I’m not really very good at dealing with needy people. Part of the reason is that I myself am an intense person. But I’m not enthusiastic because I have a weird crush on all my friends. I’m enthusiastic because I find things actually interesting or to be passionate about?
And so I collect needy people. And they tell me their problems. Which kind of inspires me to think that maybe I have these needy-people-problems myself. I don’t really care that I’m single right now but all the needy friends do, and so I find myself wondering if there’s something wrong with me.

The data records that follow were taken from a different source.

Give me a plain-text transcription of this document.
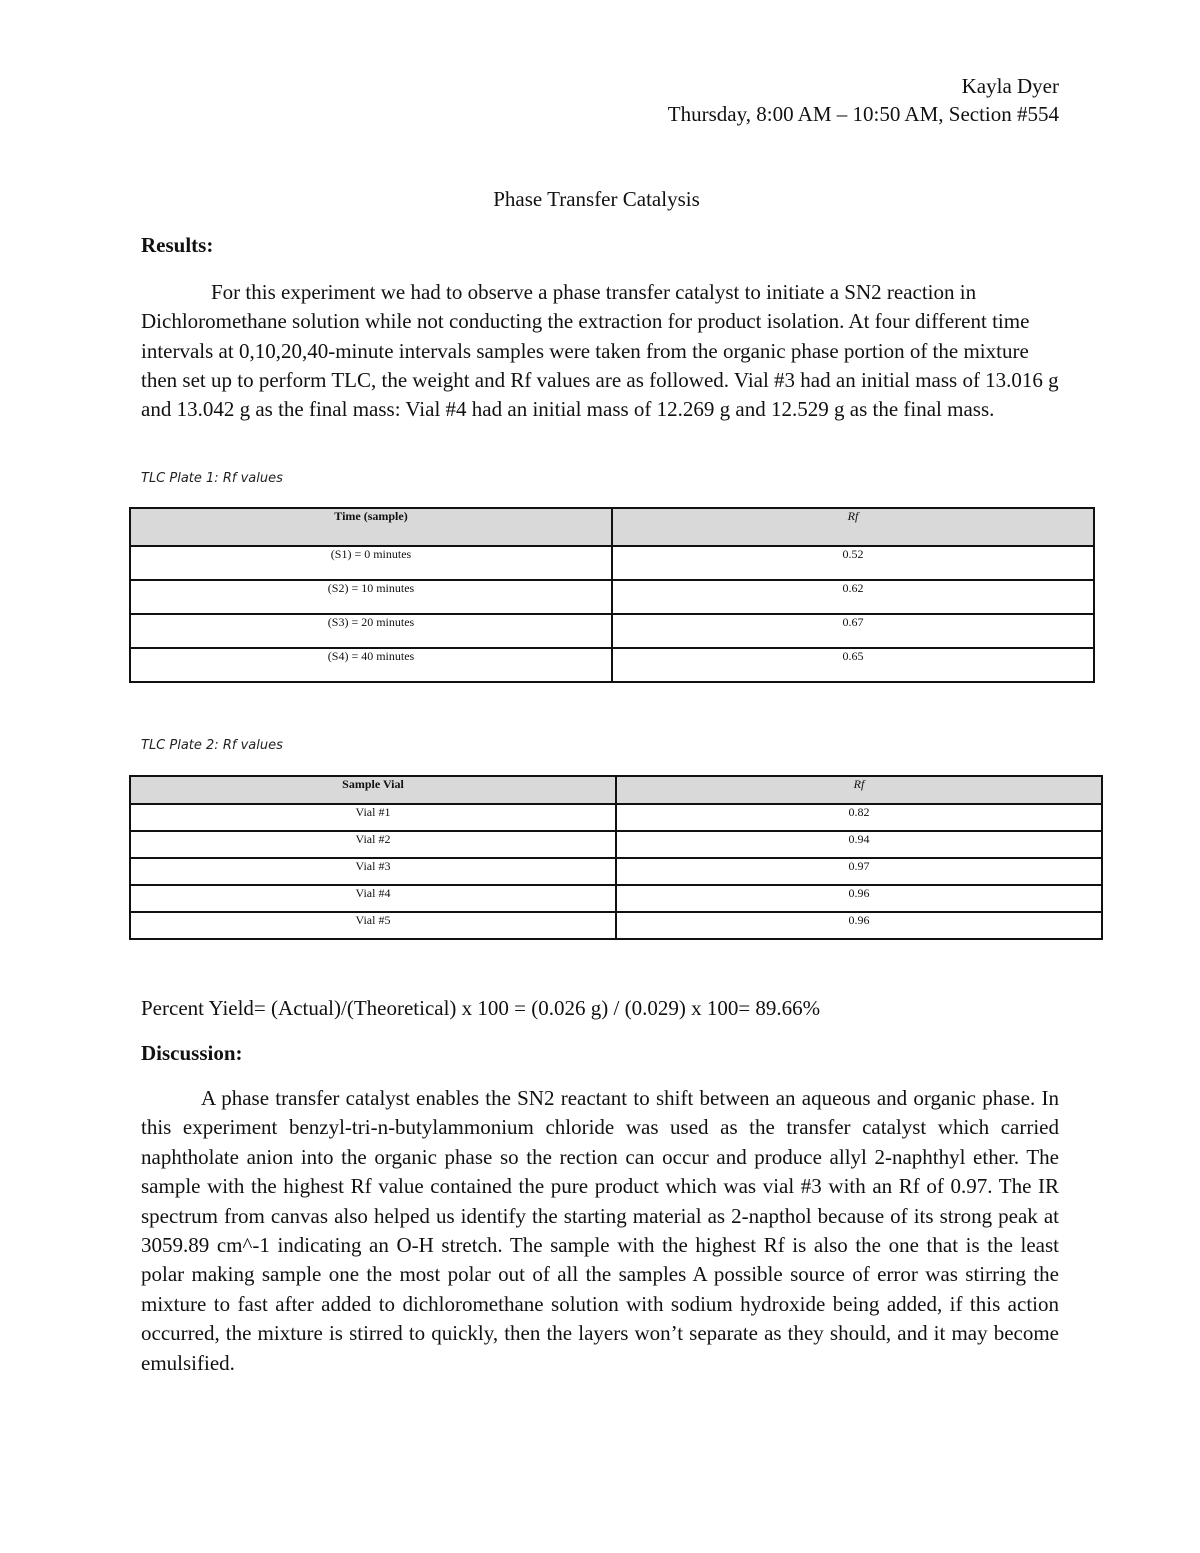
Kayla Dyer
Thursday, 8:00 AM – 10:50 AM, Section #554
Phase Transfer Catalysis
Results:

For this experiment we had to observe a phase transfer catalyst to initiate a SN2 reaction in Dichloromethane solution while not conducting the extraction for product isolation. At four different time intervals at 0,10,20,40-minute intervals samples were taken from the organic phase portion of the mixture then set up to perform TLC, the weight and Rf values are as followed. Vial #3 had an initial mass of 13.016 g and 13.042 g as the final mass: Vial #4 had an initial mass of 12.269 g and 12.529 g as the final mass.

TLC Plate 1: Rf values
Time (sample)	Rf
(S1) = 0 minutes	0.52
(S2) = 10 minutes	0.62
(S3) = 20 minutes	0.67
(S4) = 40 minutes	0.65
TLC Plate 2: Rf values
Sample Vial	Rf
Vial #1	0.82
Vial #2	0.94
Vial #3	0.97
Vial #4	0.96
Vial #5	0.96
Percent Yield= (Actual)/(Theoretical) x 100 = (0.026 g) / (0.029) x 100= 89.66%
Discussion:

A phase transfer catalyst enables the SN2 reactant to shift between an aqueous and organic phase. In this experiment benzyl-tri-n-butylammonium chloride was used as the transfer catalyst which carried naphtholate anion into the organic phase so the rection can occur and produce allyl 2-naphthyl ether. The sample with the highest Rf value contained the pure product which was vial #3 with an Rf of 0.97. The IR spectrum from canvas also helped us identify the starting material as 2-napthol because of its strong peak at 3059.89 cm^-1 indicating an O-H stretch. The sample with the highest Rf is also the one that is the least polar making sample one the most polar out of all the samples A possible source of error was stirring the mixture to fast after added to dichloromethane solution with sodium hydroxide being added, if this action occurred, the mixture is stirred to quickly, then the layers won’t separate as they should, and it may become emulsified.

Then I get anxiety about being single. Except, I don’t care about being single. I’m a little upset that I let myself put on so much weight and that the only people who are flirting with me are very strange. And I’m missing my cats and my friends up here. But being single? I’m only upset about that (in reality) in a sort of theoretical way. Sometimes I read something in fiction featuring being super happy and contented and in love and I feel wistful but that’s about it.
I had a crush on a friend who also likes THE LADIES recently. Anyway she wasn’t interested, which is kind of ok. I’m relieved. The amount of relief was kind of… excessive. But fair I guess since she lives a long way away? And I was so unbelievably anxious and stressed around that time (from moving and needy friends) that I think it was kind of all mushed up into that stuff.
I guess it highlights though just how easy it is to get self-delusional. Or to be oblivious? Who knows.